Monstrous Criminals and Esoteric Detectives in Dracula and The Beetle
DOI:
https://doi.org/10.35869/afial.v0i29.3278Keywords:
Crime fiction, gothic fiction, detective, criminal, monsterAbstract
Crime fiction counts with a wide readership and an already established status within academia. However, scholars do not seem to agree on a specific origin and definition that clearly distinguishes between detective fiction, hardboiled novels and sensation novels. In fact, despite previous restrictive tendencies, crime fiction criticism is now broadening the spectrum and applying a noir lens to a much wider range of works. Following this idea, the present article analyses the common roots of crime fiction and gothic fiction. In fact, a close study of Bram Stoker’s Dracula and Richard Marsh’s The Beetle reveals how these gothic narratives par excellence already present the prototype of what will become the figures of the criminal and the detective.

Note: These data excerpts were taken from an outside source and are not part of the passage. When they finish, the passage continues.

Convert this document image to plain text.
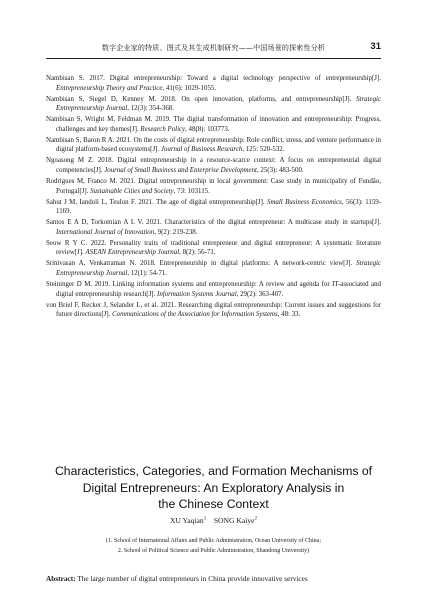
数字企业家的特质、图式及其生成机制研究——中国场景的探索性分析	31

Nambisan S. 2017. Digital entrepreneurship: Toward a digital technology perspective of entrepreneurship[J]. Entrepreneurship Theory and Practice, 41(6): 1029-1055.

Nambisan S, Siegel D, Kenney M. 2018. On open innovation, platforms, and entrepreneurship[J]. Strategic Entrepreneurship Journal, 12(3): 354-368.

Nambisan S, Wright M, Feldman M. 2019. The digital transformation of innovation and entrepreneurship: Progress, challenges and key themes[J]. Research Policy, 48(8): 103773.

Nambisan S, Baron R A. 2021. On the costs of digital entrepreneurship: Role conflict, stress, and venture performance in digital platform-based ecosystems[J]. Journal of Business Research, 125: 520-532.

Ngoasong M Z. 2018. Digital entrepreneurship in a resource-scarce context: A focus on entrepreneurial digital competencies[J]. Journal of Small Business and Enterprise Development, 25(3): 483-500.

Rodrigues M, Franco M. 2021. Digital entrepreneurship in local government: Case study in municipality of Fundão, Portugal[J]. Sustainable Cities and Society, 73: 103115.

Sahut J M, Iandoli L, Teulon F. 2021. The age of digital entrepreneurship[J]. Small Business Economics, 56(3): 1159-1169.

Santos E A D, Torkomian A L V. 2021. Characteristics of the digital entrepreneur: A multicase study in startups[J]. International Journal of Innovation, 9(2): 219-238.

Seow R Y C. 2022. Personality traits of traditional entrepreneur and digital entrepreneur: A systematic literature review[J]. ASEAN Entrepreneurship Journal, 8(2): 56-71.

Srinivasan A, Venkatraman N. 2018. Entrepreneurship in digital platforms: A network-centric view[J]. Strategic Entrepreneurship Journal, 12(1): 54-71.

Steininger D M. 2019. Linking information systems and entrepreneurship: A review and agenda for IT-associated and digital entrepreneurship research[J]. Information Systems Journal, 29(2): 363-407.

von Briel F, Recker J, Selander L, et al. 2021. Researching digital entrepreneurship: Current issues and suggestions for future directions[J]. Communications of the Association for Information Systems, 48: 33.

Characteristics, Categories, and Formation Mechanisms of
Digital Entrepreneurs: An Exploratory Analysis in
the Chinese Context
XU Yaqian$^1$ SONG Kaiye$^2$
(1. School of International Affairs and Public Administration, Ocean University of China;
2. School of Political Science and Public Administration, Shandong University)
Abstract: The large number of digital entrepreneurs in China provide innovative services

Moreover, both stories support the superiority of reason and civilization against the threat posed by the arrival in London of Dracula and The Beetle. This article proves that crime fiction and gothic fiction cannot be completely dissociated from each other, since fin de sie?cle gothic detectives also privileged technological and scientific advances over superstition in their quest for cataloguing, persecuting, and containing the monstrous criminal.